None of that is meant to "beat myself up" for this time around, of course.  But, it sounds like a worthy and satisfying goal to work on after this current 'crisis'; it'd be nice to be able to know I'm well prepared for a power or water outage--all the time, and not just when the storm is announced--and just not worry.

Sunday, October 9, 2016

On Sexual Assault

My mind has been in a very odd place today.  Mainly it has to do with Donald Trump and the "Access Hollywood" footage heard-round-the-world, although I am going to do my best not to make this directly about politics.  Like everyone else, I found Trump's words--and even more than the words, the ease with which he said them--extremely jarring and unsettling.  But it wasn't until I found the tangent news story, about the author who started a movement of millions of women sharing their sexual assault stories, to put faces to the women--no, the victims--like the ones that this man was bragging about being able to "do anything he wanted" to, that my mind went to its dark place.

That particular dark place is there because, sadly, I was able to add an experience of my own.  If my love Joanne were here, she would be able to add hers as well.  I may be the only person she confided it to.

Before, when the story was just about the "hypothetical woman" that was the subject of the 'locker room talk', it was jarring, but at least it was over there.  But by taking me back to that place, now, suddenly, he is talking about me, he is talking about my Joanne.  Now I hear him say that he, through the power of his fame and popularity, can grab my crotch with impunity, and I would be powerless against him.

Unfortunately, experience tells me it's true; even with no more authority than being the children of the head of my church, my abusers had the hopefully-unwitting support of my parents, who at the time characterized my protests about going to evening church services as "the Devil trying to tempt me away from Jesus."  So I have no doubt that the then-celebrity really did have the impunity he believed he had.

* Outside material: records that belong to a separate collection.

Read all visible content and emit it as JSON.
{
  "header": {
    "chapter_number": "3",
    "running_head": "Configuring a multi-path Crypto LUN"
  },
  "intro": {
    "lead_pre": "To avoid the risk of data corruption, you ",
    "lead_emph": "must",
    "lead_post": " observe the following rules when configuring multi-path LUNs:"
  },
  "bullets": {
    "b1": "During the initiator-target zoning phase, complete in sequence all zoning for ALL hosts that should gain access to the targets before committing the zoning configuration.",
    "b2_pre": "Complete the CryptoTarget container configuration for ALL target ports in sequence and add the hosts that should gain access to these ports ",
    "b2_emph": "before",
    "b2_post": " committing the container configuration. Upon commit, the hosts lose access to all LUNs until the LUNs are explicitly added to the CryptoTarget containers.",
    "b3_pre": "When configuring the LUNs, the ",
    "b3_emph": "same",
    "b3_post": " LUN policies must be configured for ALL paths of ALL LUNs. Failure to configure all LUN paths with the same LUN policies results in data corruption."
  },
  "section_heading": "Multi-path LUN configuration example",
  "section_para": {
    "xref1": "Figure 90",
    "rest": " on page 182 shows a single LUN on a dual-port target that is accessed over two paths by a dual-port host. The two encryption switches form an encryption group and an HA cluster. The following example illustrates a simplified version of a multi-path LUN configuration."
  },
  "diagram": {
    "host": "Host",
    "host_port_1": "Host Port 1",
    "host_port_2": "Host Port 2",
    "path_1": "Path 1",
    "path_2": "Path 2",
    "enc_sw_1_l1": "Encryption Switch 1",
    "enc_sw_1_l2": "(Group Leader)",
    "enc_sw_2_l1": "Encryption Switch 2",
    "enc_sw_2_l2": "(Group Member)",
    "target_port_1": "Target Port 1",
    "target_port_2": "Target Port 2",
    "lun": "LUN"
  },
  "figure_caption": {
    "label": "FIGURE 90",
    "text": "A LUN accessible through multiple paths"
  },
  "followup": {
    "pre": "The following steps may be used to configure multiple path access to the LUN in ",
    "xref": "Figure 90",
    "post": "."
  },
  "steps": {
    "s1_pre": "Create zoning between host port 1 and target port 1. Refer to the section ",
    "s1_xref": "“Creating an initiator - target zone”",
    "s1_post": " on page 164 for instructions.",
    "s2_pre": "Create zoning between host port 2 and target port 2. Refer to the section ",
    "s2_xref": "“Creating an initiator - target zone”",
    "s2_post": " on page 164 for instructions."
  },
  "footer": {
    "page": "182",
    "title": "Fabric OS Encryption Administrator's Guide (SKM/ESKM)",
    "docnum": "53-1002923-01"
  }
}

I'm watching the debate tonight, and I can tell my point-of-view has been altered.  Where before, I might have seen a 'bully,' tonight I see an abuser, a predator.  I notice him interrupting, domineering, making sure to position himself behind Ms. Clinton, looming in the background as if to use his size and stature to intimidate.

It occurs to me that there's probably really no such thing as a "bully."  All that is is a 'cute' name for an abuser.  "Bullying" is just abuse that, by semantics, is being minimized into something less threatening.